Wednesday, December 26, 2007

Juno

Three cheers for Juno, quite possibly the best movie I've seen all of 2007. You're going to ask me the typical question, "What's it about?" Glad you asked...

It's about a 16 year old, named Juno (Ellen Page), dealing with pregnancy. Gulp ______________. There, that long underscore is there to stomach that heavy statement stated prior. Ironically I'd consider the flick a comedy. I don't know how the now Minnesota native writer, Diablo Cody, did it, but she pulled it off brilliantly. Polarity between the vulgarities of the situation and the brutal honesty that Juno had to face forced a strange, comedic tension that left me continuously sitting forward in my chair.

Before I go into how Cody masterfully orchestrated such an interesting comedy I want to lay the artistic foundation of the movie. Now I will say that Cody's multiple references to places in Minnesota (Ridgedale, St. Cloud, etc. and even Minnesota license plates) really created a slight bias of enjoyment. As an art form, though, I enjoyed how Cody and director, Jason Reitman, created the setting. It seemed as each trimester was a different season that Juno was experiencing. It started in the fall where life was a noticeable change to the cold. Enter the second trimester of winter where relationships with the ones you think were congruently fluid in the beginning turned to a frail icicle awaiting just the slightest nudge from the frigid wind that’s anticipating how to destroy everything. Like most movies, though, there has to be new life and healing that the spring season/third trimester graciously bore.
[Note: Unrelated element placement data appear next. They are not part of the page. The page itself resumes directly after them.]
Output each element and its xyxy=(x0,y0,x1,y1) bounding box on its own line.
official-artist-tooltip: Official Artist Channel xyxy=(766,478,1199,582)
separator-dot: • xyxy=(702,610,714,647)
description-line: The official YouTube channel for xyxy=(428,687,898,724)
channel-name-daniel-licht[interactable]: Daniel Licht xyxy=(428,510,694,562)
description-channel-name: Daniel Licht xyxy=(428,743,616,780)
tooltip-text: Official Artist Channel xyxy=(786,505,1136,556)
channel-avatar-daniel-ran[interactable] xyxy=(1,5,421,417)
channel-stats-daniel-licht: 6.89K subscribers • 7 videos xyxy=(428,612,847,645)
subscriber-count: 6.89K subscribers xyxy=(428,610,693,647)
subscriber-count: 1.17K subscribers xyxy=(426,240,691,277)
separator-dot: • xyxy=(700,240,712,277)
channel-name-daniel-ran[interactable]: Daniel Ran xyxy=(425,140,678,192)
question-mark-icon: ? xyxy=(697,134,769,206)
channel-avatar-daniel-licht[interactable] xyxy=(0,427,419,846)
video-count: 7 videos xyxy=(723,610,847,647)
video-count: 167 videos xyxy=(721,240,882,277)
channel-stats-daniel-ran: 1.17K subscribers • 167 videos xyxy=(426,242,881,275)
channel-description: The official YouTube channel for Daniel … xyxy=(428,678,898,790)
On to the comic polarity...
The diction is innocently vulgar, much like the Minnesota nice dialect is came primarily from Juno and her boy next door buddy that got her pregnant (Michael Cerra). Mix that with some bluntness from her father (J.K. Simmons) and you got yourself some things to laugh about.

The second aspect deals honestly about the ills (as Juno's step mom questioned, "You barfed that blue slushy in my urn that I bought out in Stillwater?"), repercussions of teenage pregnancy walking down the hall as if she's swimming upstream as a sea of acne clad good for nothing youth gawk at the site of the growth coming from her midsection, and the beauty of giving life—which almost put this grown man to shed perspirations from his hazel eyes.

Look it up. Sometimes its fun and troublesome playing with two magnets that are flipped so they can't ever connect. Life bears is own pain and tears at times. Maybe with a dash of humor and honesty we can understand that there's life and rest beyond bitter circumstances. I know Juno did.